Lisa A. Wildrick et al. v. Martha Kuppe

FA114115712S

-- August 03, 2011

MEMORANDUM OF DECISION ON MOTION TO DISQUALIFY COUNSEL (# 107) and ADDENDUM (# 111)

Before the court at this time is a motion dated July 13, 2011, and an addendum filed July 25, by which plaintiffs seek an order disqualifying counsel for defendant from representing her in this proceeding.   On August 1, 2011, this court afforded both parties a full hearing on the issues involved.

Plaintiffs are Lisa Wildrick and Christopher Vetter–Spellman, respectively the paternal grandmother and biological father of a minor child born in 2004 whose custody they seek in this action.   Defendant is the child's mother.

On July 8, 2011, the law firm of Ansell Laben Law Offices, LLC., appeared on behalf of defendant.   Attorney Denise Ansell signed the appearance slip, which by its terms purports to limit the appearance thus:  “Special Appearance on behalf of Defendant to challenge jurisdiction only 1 .”  Attorney Ansell simultaneously filed a motion to dismiss the custody application.   That motion is not before the court at this time.

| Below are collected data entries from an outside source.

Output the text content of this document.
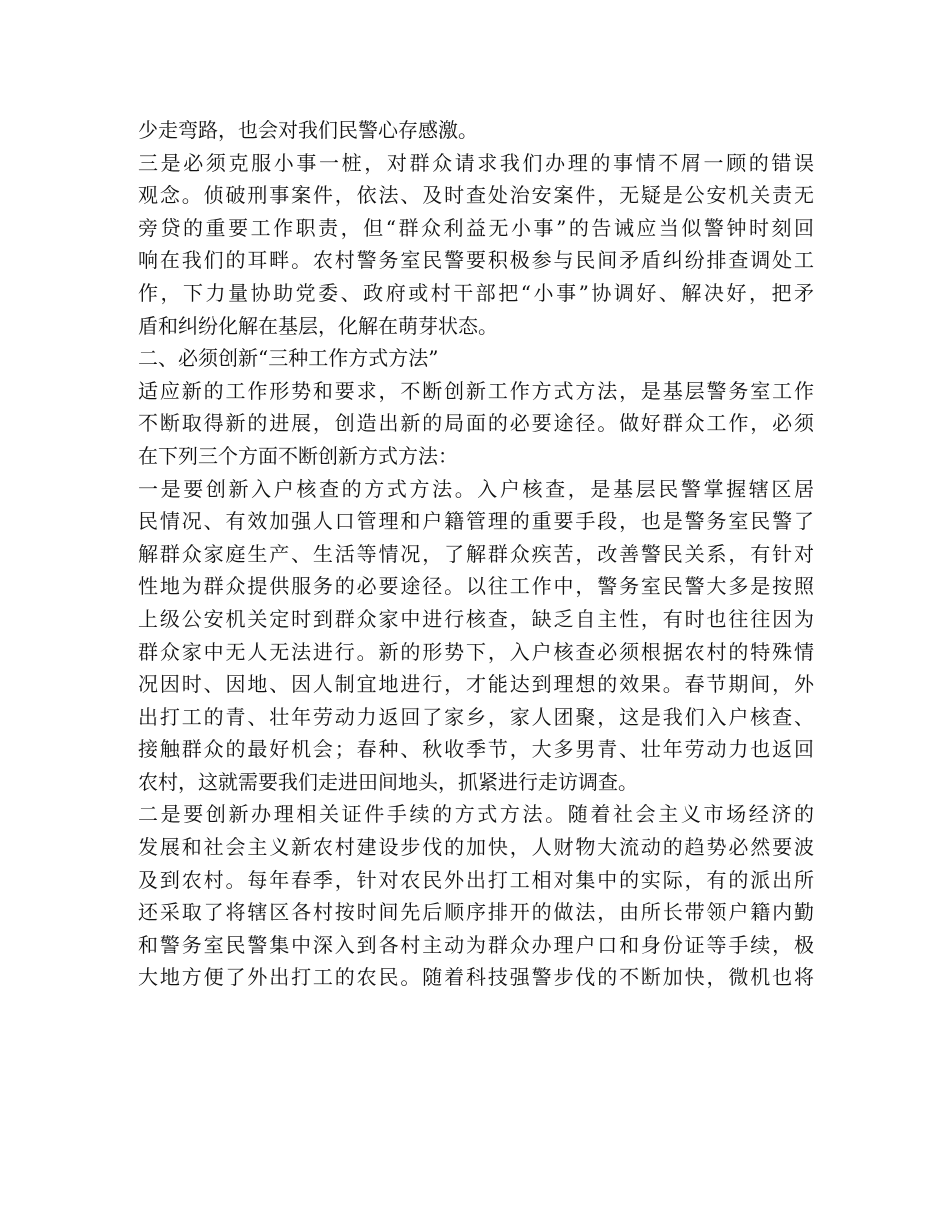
少走弯路，也会对我们民警心存感激。
三是必须克服小事一桩，对群众请求我们办理的事情不屑一顾的错误
观念。侦破刑事案件，依法、及时查处治安案件，无疑是公安机关责无
旁贷的重要工作职责，但“群众利益无小事”的告诫应当似警钟时刻回
响在我们的耳畔。农村警务室民警要积极参与民间矛盾纠纷排查调处工
作，下力量协助党委、政府或村干部把“小事”协调好、解决好，把矛
盾和纠纷化解在基层，化解在萌芽状态。
二、必须创新“三种工作方式方法”
适应新的工作形势和要求，不断创新工作方式方法，是基层警务室工作
不断取得新的进展，创造出新的局面的必要途径。做好群众工作，必须
在下列三个方面不断创新方式方法：
一是要创新入户核查的方式方法。入户核查，是基层民警掌握辖区居
民情况、有效加强人口管理和户籍管理的重要手段，也是警务室民警了
解群众家庭生产、生活等情况，了解群众疾苦，改善警民关系，有针对
性地为群众提供服务的必要途径。以往工作中，警务室民警大多是按照
上级公安机关定时到群众家中进行核查，缺乏自主性，有时也往往因为
群众家中无人无法进行。新的形势下，入户核查必须根据农村的特殊情
况因时、因地、因人制宜地进行，才能达到理想的效果。春节期间，外
出打工的青、壮年劳动力返回了家乡，家人团聚，这是我们入户核查、
接触群众的最好机会；春种、秋收季节，大多男青、壮年劳动力也返回
农村，这就需要我们走进田间地头，抓紧进行走访调查。
二是要创新办理相关证件手续的方式方法。随着社会主义市场经济的
发展和社会主义新农村建设步伐的加快，人财物大流动的趋势必然要波
及到农村。每年春季，针对农民外出打工相对集中的实际，有的派出所
还采取了将辖区各村按时间先后顺序排开的做法，由所长带领户籍内勤
和警务室民警集中深入到各村主动为群众办理户口和身份证等手续，极
大地方便了外出打工的农民。随着科技强警步伐的不断加快，微机也将
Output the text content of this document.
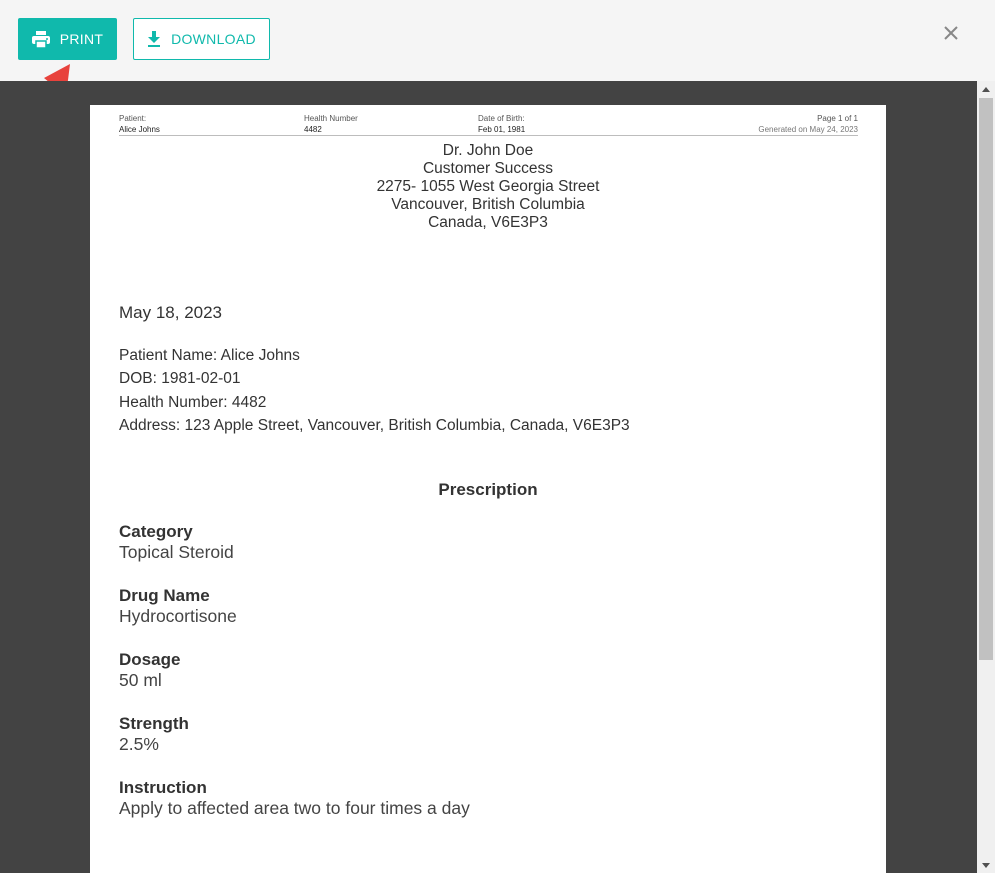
PRINT	DOWNLOAD
Patient:
Alice Johns
Health Number
4482
Date of Birth:
Feb 01, 1981
Page 1 of 1
Generated on May 24, 2023
Dr. John Doe
Customer Success
2275- 1055 West Georgia Street
Vancouver, British Columbia
Canada, V6E3P3
May 18, 2023
Patient Name: Alice Johns
DOB: 1981-02-01
Health Number: 4482
Address: 123 Apple Street, Vancouver, British Columbia, Canada, V6E3P3
Prescription
Category
Topical Steroid
Drug Name
Hydrocortisone
Dosage
50 ml
Strength
2.5%
Instruction
Apply to affected area two to four times a day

Plaintiffs have two bases for their claim in the instant motion that this law firm may not represent defendant.   First, they cite a retainer agreement between Lisa Wildrick and the law firm dated October 30, 2009, which they claim relates to issues that are involved in this custody dispute.   That agreement (Exhibit 1), describes the scope of the engagement as “[c]lient hires Attorneys to act as lawyers in connection with making sure client i.e., Martha Kuppe, is safe as she has disappeared under unusual circumstances as we have discussed ․” The agreement is signed by Lisa Wildrick, identified as “CLIENT,” over a signature line under which is written “Lisa Wildrick, for Martha Kuppe.”   Obviously, Ms. Kuppe was not available to sign the agreement in her own right.   Ms. Wildrick today asserts that she was a “client” under this agreement and that the law firm may not now act in a manner adverse to her.   The law firm, on the other hand, contends that only Kuppe was its client, with Wildrick's role limited to that of guarantor of payment.

Plaintiffs' second argument is that the law firm had represented Christopher Vetter–Spellman, along with defendant, in an earlier matter involving the Department of Children and Families which concerned their competence as parents of the minor child whose custody is at issue here.   Purportedly members of the law firm learned details from father which were revealed in confidence and which now preclude its representing mother in an action adverse to him.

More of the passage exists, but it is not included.